Loi n° 1985/17 du 25 février 1985 autorisant la ratification de la Convention entre la République tu

25 février 1985

Résumé

La Loi n° 1985/17 du 25 février 1985 autorise le Président de la République du Sénégal à ratifier la Convention entre la République tunisienne et la République du Sénégal, signée à Tunis le 17 mai 1984. Cette convention vise à éviter les doubles impositions et à établir des règles d'assistance administrative réciproque en matière d'impôts sur le revenu. Elle s'applique aux résidents des deux États contractants et couvre divers types d'impôts sur le revenu, y compris les impôts sur les bénéfices, les salaires et les gains en capital.

Points clés

  • La convention a été signée le 17 mai 1984 à Tunis et ratifiée par la loi sénégalaise n° 1985/17 du 25 février 1985.
  • Elle s'applique aux résidents des États contractants (Sénégal et Tunisie) et couvre les impôts sur le revenu global ou sur des éléments du revenu.
  • Les revenus soumis à un impôt cédulaire dans un État contractant sont exonérés de l'impôt correspondant dans l'autre État pour éviter la double imposition.
  • La convention définit des règles pour déterminer le domicile fiscal, l'établissement stable, et l'imposition des différents types de revenus (immobiliers, bénéfices des entreprises, dividendes, intérêts, redevances, etc.).
  • Elle prévoit des mécanismes d'assistance administrative réciproque et une procédure amiable pour résoudre les différends fiscaux.
  • La convention entre en vigueur dès l'échange des instruments de ratification et peut être dénoncée après trois ans.

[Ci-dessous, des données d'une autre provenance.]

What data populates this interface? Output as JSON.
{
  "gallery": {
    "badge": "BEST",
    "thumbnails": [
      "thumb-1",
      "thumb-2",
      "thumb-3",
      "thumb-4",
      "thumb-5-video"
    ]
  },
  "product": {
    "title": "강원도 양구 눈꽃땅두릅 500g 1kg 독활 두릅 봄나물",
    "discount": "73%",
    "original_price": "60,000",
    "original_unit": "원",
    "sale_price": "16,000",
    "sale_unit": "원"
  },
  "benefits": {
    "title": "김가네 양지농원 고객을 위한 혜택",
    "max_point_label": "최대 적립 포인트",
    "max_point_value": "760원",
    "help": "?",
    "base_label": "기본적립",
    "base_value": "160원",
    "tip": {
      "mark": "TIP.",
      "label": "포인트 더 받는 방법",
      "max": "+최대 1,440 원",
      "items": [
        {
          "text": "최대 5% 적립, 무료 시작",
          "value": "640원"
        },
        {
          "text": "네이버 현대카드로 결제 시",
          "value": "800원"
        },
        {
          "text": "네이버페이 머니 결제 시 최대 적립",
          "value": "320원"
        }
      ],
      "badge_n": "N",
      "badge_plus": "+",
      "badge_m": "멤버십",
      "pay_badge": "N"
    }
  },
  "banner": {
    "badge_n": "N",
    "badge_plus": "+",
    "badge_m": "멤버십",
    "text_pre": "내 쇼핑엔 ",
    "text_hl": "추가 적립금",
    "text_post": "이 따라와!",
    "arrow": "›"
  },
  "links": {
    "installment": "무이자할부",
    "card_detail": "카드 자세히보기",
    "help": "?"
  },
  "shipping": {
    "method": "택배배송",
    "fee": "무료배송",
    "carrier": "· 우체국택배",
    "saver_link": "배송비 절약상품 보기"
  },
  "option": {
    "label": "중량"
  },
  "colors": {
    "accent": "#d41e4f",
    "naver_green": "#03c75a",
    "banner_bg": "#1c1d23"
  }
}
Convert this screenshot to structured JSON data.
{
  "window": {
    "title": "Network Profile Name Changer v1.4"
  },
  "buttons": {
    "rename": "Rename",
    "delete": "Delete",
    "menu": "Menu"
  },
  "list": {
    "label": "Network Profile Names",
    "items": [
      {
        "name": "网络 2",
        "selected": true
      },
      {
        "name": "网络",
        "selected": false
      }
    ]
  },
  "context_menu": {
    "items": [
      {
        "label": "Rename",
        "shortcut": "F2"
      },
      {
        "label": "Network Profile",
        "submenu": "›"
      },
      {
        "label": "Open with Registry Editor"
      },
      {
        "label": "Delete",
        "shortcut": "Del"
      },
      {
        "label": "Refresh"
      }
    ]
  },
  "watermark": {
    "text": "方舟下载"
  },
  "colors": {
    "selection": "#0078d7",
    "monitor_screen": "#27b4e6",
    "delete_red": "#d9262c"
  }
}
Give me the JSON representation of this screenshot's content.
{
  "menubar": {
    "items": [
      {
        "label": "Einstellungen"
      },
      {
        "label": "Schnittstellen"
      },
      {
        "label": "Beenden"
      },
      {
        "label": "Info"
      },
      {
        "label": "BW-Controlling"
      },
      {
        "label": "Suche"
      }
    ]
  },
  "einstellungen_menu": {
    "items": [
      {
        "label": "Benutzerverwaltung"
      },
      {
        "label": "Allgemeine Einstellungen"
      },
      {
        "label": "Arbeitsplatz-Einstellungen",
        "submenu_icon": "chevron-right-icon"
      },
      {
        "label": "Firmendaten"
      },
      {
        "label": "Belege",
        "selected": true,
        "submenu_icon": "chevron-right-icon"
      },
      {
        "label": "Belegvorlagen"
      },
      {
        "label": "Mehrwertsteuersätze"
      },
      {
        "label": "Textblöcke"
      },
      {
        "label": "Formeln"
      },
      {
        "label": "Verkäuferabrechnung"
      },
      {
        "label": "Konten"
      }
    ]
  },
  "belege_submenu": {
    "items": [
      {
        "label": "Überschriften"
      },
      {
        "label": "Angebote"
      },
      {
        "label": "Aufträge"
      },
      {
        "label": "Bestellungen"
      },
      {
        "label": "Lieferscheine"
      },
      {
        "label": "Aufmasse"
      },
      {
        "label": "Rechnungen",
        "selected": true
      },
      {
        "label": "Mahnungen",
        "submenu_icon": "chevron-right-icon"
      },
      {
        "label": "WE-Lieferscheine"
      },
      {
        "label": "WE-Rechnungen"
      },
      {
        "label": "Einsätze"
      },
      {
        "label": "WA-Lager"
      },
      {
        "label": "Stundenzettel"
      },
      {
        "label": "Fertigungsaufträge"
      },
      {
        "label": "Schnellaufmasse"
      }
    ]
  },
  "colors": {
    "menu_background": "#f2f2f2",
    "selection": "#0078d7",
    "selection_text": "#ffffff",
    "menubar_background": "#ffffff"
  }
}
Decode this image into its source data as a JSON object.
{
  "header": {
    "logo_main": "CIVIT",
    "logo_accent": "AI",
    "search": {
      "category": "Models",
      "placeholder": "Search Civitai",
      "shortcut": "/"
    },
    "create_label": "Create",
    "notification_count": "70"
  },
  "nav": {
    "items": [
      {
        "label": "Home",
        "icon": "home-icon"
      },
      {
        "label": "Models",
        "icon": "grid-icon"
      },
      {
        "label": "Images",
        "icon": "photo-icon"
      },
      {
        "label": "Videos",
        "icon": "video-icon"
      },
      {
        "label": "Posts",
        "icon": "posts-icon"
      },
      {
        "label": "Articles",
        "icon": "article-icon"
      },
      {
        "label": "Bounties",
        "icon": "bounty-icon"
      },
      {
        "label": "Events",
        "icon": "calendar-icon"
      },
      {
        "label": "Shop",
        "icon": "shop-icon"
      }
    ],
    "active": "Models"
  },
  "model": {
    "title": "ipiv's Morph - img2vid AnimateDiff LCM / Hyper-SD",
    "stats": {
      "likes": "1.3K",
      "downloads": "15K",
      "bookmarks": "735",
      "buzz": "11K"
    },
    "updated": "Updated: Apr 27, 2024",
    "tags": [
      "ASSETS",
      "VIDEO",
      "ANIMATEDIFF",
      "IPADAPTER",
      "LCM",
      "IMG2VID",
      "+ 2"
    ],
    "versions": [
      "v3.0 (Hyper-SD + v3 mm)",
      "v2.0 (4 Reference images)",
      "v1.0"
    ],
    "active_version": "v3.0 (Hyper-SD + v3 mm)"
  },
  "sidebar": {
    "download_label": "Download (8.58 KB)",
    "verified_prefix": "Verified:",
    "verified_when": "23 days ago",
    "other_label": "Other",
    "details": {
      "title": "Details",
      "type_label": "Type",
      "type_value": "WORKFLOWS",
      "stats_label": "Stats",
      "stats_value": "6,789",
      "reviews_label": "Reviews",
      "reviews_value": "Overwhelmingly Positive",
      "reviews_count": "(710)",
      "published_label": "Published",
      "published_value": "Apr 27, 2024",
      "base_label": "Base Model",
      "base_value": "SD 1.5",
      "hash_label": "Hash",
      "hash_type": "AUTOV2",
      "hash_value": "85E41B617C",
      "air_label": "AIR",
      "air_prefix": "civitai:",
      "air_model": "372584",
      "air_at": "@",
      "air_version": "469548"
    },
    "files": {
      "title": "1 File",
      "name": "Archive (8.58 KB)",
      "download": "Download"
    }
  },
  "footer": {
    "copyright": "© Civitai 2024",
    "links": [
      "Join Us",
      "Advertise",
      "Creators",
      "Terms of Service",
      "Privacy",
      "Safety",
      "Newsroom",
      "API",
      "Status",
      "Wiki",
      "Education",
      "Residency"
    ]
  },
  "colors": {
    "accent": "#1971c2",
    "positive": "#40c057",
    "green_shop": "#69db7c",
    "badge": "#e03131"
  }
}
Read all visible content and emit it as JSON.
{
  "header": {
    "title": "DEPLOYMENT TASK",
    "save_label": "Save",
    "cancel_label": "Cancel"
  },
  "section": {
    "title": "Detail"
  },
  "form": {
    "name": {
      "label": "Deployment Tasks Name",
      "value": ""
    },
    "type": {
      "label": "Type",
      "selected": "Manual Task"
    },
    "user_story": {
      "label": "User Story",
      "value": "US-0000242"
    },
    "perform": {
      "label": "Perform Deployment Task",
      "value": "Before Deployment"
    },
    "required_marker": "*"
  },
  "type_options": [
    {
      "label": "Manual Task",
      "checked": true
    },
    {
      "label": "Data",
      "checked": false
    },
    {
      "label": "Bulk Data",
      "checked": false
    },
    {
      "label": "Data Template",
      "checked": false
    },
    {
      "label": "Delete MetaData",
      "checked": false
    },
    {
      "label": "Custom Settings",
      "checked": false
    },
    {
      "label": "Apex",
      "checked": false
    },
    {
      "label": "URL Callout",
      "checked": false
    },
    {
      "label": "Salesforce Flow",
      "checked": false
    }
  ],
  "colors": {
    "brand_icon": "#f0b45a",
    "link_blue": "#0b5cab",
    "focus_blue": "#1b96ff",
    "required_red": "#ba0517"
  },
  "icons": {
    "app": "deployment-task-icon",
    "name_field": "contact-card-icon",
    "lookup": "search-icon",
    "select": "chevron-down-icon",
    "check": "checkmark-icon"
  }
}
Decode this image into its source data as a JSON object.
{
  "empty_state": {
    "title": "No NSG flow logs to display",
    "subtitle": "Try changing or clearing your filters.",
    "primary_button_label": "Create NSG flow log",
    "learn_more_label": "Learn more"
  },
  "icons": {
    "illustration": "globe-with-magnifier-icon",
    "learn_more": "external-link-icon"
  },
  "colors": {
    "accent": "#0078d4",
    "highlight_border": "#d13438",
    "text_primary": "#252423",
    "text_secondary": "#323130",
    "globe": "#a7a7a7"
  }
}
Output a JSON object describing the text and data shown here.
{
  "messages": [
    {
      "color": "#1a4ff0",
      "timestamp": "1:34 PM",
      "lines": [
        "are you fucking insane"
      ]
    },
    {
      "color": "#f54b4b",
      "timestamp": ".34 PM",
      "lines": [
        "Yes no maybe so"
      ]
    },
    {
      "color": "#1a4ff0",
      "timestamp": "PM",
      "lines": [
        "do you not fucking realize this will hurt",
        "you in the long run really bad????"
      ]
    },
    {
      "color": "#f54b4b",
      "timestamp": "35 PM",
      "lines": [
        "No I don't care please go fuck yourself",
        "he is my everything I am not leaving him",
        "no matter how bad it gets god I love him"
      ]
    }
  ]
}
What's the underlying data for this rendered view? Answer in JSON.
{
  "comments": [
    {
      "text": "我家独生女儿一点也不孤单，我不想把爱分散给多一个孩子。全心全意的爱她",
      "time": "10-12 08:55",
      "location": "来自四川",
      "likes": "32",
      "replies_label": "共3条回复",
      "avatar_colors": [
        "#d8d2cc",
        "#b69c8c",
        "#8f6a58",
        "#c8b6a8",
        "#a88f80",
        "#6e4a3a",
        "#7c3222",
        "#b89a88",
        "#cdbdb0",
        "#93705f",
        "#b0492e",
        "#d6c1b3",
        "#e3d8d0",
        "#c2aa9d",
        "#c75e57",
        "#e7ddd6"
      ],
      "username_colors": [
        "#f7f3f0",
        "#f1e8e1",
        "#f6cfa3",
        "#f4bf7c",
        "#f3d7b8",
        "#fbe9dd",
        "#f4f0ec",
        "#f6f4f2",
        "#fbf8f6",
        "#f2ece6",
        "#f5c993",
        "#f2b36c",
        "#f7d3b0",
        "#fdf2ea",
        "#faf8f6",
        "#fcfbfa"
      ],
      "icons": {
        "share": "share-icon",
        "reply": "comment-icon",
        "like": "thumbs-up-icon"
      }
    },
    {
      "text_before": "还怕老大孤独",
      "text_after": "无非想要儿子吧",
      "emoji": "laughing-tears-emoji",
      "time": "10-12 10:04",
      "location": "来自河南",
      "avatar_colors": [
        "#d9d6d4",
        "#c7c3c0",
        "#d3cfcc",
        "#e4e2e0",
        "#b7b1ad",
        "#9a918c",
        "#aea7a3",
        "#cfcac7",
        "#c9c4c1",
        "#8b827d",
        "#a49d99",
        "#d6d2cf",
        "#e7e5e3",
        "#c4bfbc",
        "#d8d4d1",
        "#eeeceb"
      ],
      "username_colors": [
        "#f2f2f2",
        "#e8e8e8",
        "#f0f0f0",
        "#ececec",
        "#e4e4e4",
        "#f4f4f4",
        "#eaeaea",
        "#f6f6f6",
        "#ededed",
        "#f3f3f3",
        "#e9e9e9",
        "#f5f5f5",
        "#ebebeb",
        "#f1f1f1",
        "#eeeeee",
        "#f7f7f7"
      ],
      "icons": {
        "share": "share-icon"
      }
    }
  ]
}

Détails et éléments notables

  • Références légales :
    • Loi n° 1985/17 du 25 février 1985.
    • Convention signée à Tunis le 17 mai 1984.
    • Projet de loi n° 48/84 examiné par l'Assemblée nationale.
  • Champ d'application :
    • Impôts visés en Tunisie : impôt sur la patente, impôt sur les bénéfices des professions non commerciales, impôt sur les traitements et salaires, etc.
    • Impôts visés au Sénégal : impôt sur les revenus fonciers, impôt sur les bénéfices industriels et commerciaux, impôt général sur le revenu, etc.
  • Définitions clés :
    • Résident d'un État contractant : Personne assujettie à l'impôt dans cet État en raison de son domicile, résidence, siège de direction, etc.
    • Établissement stable : Installation fixe d'affaires où une entreprise exerce tout ou partie de son activité (ex. : siège de direction, succursale, usine).
    • Autorités compétentes : Ministre des Finances ou son représentant pour chaque État.
  • Dispositions spécifiques :
    • Les revenus immobiliers sont imposables dans l'État où les biens sont situés (Article 6).
    • Les bénéfices des entreprises sont imposables dans l'État où se situe l'établissement stable (Article 7).
    • Les dividendes, intérêts et redevances sont soumis à des règles spécifiques pour éviter la double imposition (Articles 10, 13, 14).
    • Les artistes et sportifs sont imposables dans l'État où ils exercent leurs activités (Article 19).
    • Les fonctionnaires diplomatiques et consulaires bénéficient des privilèges fiscaux prévus par le droit international (Article 28).
  • Entrée en vigueur et dénonciation :
    • La convention entre en vigueur dès l'échange des instruments de ratification.
    • Elle peut être dénoncée après trois ans, avant le 30 juin de chaque année civile.
  • Acteurs et institutions :
    • Assemblée nationale du Sénégal (VIe législature).
    • Intercommission composée des Commissions des Affaires étrangères, de la Législation, des Finances, etc.
    • Rapporteur : M. Abdel Kader Sabara.
    • Signataires : Beji Essebsi (Tunisie) et Moustapha Niasse (Sénégal).